Gut die Hälfte aller Männer nehmen keine Vorsorgeuntersuchungen wahr. Das ergab jetzt eine repräsentative Umfrage des digitalen Versicherungsmanagers Clark in Zusammenarbeit mit dem Meinungsforschungsinstitut Yougov zum Weltmännertag am 3. November. Woran das liegt, erfahren Sie hier.

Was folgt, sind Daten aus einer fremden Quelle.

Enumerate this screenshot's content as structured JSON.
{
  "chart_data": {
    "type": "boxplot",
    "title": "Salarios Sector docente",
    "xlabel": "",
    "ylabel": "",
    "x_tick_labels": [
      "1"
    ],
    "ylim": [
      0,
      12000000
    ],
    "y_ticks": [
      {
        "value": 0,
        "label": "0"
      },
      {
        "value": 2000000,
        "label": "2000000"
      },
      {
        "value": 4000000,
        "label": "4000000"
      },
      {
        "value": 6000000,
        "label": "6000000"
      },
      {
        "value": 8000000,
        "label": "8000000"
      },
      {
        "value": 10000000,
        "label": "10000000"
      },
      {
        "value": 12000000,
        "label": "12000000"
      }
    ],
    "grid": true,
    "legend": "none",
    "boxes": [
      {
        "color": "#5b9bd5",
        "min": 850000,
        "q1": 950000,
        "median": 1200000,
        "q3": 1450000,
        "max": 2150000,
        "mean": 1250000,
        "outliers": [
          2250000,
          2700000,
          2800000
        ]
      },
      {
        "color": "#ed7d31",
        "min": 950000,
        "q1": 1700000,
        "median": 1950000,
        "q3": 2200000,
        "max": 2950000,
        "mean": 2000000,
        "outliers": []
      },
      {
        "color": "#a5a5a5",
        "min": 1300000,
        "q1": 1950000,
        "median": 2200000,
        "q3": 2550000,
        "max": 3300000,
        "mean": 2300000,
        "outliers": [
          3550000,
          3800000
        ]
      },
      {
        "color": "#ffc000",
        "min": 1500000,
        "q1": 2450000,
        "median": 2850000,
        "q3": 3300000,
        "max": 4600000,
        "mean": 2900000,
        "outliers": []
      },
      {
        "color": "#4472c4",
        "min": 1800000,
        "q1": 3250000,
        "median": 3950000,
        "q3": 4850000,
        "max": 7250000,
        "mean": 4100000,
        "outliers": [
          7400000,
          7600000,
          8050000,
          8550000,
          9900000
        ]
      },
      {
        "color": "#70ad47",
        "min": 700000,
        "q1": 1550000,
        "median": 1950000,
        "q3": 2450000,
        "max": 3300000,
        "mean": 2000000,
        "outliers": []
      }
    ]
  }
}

Seit dem Jahr 2000 findet alljährlich am 3. November der Weltmännertag statt. Er soll bei dem vermeintlich starken Geschlecht das Bewusstsein für gesundheitliche Themen schärfen – von Prostatakrebsvorsorge über Prävention bis hin zu psychischen Leiden. Denn besonders ausgeprägt scheint dieses Bewusstsein nicht zu sein. Diesen Verdacht bestätigt jetzt auch eine aktuelle Umfrage des digitalen Versicherungsmanagers Clark in Zusammenarbeit mit dem Meinungsforschungsinstitut Yougov. Danach nimmt beinahe die Hälfte der befragten Männer keine Vorsorgemaßnahmen wahr – offenbar, weil dies noch immer der klassischen Geschlechterrolle widerspricht.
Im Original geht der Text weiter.